He estado hablando en general –algo que “generalmente” no debería hacerse– porque considero que Borges tenía razón al subrayar la importancia de nuestros prejuicios en la experiencia de lectura. No hace falta decir que los prejuicios son personales, pero también tienen mucho de las dinámicas culturales –generales– de una época. Si en la época de Borges uno podía aún navegar en aguas favorables a su entusiasmo previo, en la nuestra las corrientes van todas en contra: desde el escepticismo académico respecto al canon y la tradición, hasta la creciente irrelevancia de la literatura, pasando por el presentismo de la cultura de masas y la pérdida de fe en la amistad humanista, las pocas defensas que quedan de los clásicos son o bien personales, o sentimentales, o intensamente subjetivas.
¿Qué hacer con esta información? Hacernos conscientes del clima que rodea a los libros que amamos; hacernos conscientes de que este clima será una de las voces que nos hablarán cada vez que contemplemos abordar la lectura de un libro como Moby Dick, aunque seamos una de aquellas personas que, como Borges, todavía consiguen sentir ese “fervor previo y misteriosa lealtad” que tanto endulzan la lectura. Hay una superstición que afirma que la tarea del pensamiento crítico es destruir los prejuicios; tal vez los dioses sean capaces de esto, pero me parece que los humanos podemos aspirar, como mucho, a notarlos.
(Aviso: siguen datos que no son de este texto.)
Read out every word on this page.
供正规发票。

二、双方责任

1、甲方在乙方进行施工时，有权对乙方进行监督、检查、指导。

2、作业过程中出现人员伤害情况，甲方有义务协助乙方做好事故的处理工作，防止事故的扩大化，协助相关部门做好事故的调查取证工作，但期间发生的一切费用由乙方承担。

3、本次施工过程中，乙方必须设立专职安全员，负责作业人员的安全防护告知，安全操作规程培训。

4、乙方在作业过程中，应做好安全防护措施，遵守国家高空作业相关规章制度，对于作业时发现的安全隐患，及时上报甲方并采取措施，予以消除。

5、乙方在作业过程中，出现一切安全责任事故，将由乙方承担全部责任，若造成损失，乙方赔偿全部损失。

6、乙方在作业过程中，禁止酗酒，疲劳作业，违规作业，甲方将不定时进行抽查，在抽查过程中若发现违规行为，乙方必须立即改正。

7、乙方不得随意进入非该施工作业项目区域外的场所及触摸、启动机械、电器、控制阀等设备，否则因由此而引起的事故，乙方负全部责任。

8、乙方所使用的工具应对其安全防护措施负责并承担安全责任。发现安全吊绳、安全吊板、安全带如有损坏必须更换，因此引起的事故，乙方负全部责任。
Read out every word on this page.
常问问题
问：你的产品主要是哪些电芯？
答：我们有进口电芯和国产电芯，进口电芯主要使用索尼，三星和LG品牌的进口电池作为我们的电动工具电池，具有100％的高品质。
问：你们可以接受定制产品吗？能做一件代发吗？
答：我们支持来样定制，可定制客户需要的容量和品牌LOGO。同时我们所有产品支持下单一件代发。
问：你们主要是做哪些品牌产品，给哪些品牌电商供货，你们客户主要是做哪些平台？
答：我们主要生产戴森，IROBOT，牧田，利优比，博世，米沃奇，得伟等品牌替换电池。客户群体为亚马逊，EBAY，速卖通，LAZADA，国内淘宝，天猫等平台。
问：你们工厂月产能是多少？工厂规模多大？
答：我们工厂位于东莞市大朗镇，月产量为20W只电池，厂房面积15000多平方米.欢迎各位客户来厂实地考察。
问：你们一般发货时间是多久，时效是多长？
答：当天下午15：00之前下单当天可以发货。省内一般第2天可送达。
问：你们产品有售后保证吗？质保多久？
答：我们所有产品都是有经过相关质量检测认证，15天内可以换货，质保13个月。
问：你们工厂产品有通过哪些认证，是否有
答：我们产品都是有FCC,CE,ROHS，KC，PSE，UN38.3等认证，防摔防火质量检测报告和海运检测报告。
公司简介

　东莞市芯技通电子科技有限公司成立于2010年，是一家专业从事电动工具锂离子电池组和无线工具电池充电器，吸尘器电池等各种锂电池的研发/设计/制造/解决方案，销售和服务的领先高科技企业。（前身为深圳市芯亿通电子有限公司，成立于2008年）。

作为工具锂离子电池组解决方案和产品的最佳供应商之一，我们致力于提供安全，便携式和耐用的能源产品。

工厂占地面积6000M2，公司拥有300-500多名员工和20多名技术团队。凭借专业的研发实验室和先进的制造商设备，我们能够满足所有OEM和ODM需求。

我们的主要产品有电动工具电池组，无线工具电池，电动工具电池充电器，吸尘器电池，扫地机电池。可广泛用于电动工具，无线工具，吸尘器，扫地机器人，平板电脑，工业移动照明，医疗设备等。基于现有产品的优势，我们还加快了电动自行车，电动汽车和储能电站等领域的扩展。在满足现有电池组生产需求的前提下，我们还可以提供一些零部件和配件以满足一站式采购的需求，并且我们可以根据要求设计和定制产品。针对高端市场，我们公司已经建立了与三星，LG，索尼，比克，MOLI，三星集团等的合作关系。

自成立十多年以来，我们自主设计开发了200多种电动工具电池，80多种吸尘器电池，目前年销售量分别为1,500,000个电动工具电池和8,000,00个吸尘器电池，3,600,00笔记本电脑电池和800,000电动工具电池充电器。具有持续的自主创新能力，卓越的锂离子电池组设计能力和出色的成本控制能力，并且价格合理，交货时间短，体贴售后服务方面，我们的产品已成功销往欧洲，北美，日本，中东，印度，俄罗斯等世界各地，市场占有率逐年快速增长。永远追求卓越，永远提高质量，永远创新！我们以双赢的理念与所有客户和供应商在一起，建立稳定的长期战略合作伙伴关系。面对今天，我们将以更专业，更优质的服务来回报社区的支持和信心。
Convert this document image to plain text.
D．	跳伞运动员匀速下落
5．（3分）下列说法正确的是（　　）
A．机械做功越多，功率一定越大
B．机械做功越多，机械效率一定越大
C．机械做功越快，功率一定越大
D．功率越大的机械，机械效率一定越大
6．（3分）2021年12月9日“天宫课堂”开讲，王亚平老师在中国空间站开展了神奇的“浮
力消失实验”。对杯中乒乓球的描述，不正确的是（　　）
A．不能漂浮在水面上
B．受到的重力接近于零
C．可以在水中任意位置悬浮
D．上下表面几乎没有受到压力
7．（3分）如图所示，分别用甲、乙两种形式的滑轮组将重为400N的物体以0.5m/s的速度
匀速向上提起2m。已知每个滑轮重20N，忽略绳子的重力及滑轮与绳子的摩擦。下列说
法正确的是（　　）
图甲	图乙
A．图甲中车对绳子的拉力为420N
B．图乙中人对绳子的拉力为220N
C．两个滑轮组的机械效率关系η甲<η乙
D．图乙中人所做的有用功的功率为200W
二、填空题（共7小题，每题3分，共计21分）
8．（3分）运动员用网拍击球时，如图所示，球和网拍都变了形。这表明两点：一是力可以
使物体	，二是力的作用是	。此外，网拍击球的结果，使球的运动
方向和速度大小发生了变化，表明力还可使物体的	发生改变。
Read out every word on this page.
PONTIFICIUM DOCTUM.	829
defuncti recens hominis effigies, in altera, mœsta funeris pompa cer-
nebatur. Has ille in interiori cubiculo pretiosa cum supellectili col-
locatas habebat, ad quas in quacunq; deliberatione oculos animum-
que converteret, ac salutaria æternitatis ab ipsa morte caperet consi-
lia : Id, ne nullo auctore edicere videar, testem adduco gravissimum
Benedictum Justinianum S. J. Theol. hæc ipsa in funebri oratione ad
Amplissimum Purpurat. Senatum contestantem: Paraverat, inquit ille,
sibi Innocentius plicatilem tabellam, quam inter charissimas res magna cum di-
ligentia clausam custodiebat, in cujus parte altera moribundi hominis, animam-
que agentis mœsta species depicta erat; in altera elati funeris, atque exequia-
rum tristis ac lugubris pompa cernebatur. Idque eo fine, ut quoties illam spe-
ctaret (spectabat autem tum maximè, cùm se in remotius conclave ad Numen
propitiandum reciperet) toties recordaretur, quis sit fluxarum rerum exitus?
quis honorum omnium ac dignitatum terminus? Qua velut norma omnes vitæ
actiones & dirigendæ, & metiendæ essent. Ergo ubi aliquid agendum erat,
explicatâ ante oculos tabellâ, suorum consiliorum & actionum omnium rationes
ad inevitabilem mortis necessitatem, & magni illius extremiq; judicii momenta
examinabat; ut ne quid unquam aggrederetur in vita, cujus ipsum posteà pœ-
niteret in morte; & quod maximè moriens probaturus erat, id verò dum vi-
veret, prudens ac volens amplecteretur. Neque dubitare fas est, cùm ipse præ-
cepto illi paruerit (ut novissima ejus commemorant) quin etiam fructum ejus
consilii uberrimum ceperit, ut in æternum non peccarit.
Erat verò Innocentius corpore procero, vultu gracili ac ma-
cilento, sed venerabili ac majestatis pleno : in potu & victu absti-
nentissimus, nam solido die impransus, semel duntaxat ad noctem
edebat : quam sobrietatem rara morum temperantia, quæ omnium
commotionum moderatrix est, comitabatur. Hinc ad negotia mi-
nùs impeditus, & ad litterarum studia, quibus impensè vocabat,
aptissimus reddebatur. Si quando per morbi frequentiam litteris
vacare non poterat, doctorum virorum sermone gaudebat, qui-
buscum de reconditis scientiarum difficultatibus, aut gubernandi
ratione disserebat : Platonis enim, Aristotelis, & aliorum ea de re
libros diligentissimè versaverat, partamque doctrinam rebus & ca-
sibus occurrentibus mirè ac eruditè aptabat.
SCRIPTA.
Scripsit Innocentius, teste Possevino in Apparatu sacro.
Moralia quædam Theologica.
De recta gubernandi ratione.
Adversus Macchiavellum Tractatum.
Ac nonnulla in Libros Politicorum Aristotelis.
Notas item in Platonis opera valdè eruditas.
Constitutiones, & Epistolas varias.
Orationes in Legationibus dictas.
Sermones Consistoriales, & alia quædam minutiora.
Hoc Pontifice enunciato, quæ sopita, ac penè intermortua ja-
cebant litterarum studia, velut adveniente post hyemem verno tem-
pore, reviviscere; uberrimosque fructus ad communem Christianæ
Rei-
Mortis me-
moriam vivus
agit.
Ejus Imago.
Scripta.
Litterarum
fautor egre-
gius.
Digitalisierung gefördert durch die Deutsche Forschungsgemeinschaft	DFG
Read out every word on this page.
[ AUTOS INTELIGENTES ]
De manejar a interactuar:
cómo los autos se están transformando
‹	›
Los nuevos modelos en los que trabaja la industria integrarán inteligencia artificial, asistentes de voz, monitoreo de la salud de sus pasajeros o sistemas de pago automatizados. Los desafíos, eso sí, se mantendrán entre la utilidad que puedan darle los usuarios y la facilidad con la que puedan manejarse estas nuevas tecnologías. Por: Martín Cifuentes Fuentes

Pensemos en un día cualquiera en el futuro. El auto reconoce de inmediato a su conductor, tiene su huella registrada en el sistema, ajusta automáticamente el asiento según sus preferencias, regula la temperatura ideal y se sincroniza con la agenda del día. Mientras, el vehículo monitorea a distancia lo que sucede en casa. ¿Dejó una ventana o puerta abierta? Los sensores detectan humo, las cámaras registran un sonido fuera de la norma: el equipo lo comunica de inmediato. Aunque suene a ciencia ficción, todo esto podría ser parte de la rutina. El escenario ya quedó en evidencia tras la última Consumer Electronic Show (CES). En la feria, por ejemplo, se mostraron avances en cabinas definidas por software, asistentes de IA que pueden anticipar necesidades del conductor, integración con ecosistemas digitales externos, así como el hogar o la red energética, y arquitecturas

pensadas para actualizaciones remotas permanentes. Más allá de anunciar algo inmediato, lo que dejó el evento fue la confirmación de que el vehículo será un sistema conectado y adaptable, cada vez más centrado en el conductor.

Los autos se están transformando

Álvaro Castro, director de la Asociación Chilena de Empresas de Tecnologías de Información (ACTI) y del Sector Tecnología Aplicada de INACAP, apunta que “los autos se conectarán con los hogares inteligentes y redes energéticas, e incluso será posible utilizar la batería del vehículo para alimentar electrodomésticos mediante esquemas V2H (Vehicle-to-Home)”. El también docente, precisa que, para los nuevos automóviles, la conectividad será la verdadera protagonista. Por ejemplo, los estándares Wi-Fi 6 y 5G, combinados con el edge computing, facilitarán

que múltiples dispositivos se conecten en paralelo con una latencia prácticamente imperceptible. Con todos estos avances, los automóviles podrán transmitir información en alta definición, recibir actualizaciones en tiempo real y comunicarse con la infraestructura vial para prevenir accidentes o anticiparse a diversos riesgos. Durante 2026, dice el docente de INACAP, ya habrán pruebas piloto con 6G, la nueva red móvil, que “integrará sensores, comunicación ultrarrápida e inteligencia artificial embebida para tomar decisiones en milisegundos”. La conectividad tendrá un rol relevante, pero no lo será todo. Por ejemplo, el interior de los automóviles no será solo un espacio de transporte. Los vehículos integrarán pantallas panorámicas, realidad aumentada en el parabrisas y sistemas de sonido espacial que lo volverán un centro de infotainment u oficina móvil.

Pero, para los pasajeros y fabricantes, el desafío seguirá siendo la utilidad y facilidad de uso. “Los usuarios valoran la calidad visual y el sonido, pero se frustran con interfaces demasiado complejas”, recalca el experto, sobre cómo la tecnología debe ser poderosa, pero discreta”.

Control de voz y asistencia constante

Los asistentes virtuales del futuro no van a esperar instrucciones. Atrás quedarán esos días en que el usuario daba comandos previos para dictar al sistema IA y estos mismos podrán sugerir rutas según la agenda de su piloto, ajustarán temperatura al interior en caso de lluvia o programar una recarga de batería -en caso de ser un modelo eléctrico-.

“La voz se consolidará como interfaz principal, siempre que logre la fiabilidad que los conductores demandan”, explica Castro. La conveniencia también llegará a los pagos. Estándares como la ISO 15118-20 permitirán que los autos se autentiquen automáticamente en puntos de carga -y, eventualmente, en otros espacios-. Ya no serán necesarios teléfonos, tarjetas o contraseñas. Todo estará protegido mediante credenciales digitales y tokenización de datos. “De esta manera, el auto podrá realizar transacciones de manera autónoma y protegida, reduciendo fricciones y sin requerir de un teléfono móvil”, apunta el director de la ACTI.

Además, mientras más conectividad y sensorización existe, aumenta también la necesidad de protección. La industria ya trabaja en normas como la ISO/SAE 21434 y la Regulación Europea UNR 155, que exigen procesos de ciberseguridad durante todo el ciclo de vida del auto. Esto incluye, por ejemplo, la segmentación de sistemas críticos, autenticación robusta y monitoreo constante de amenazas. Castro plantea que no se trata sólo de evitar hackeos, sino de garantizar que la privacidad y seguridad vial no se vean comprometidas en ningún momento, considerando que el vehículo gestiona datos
No todo, sin embargo, es negativo. Es posible que la adversidad de la corriente nos haya proporcionado un nuevo tipo de placer, consistente en notar los prejuicios como prejuicios. Cuando esto sucede conectamos con lo maravilloso; nos damos cuenta de que algo que nos parecía tan evidente y necesario no lo es, descubrimos que lo que creíamos una obviedad es en realidad un misterio. Esto es lo que me sucedió a mí leyendo Moby Dick. Comencé la novela sintiendo todas las objeciones del clima actual, preparado para tratar con una antigualla, para esforzarme en rescatar todo lo que hubiera aún de vivo como quien busca a través de un naufragio, y de pronto descubrí que los argumentos eran prejuicios, los prejuicios rumores, y los rumores, ecos de fondo. Esperaba una obra de estudio anticuario y me encontré con una novela libre, absurda, graciosa, grandilocuente, con cambios de temperamento, es decir, viva, tan viva que hacía palidecer a los vivos. Pasaron pocas páginas y ya estaba navegando con el Pequod, como si lo estuviese viviendo en mi propia carne, con todas las corrientes a favor, y Melville, muerto y enterrado en la última década del siglo XIX, era ahora mi amigo inmortal.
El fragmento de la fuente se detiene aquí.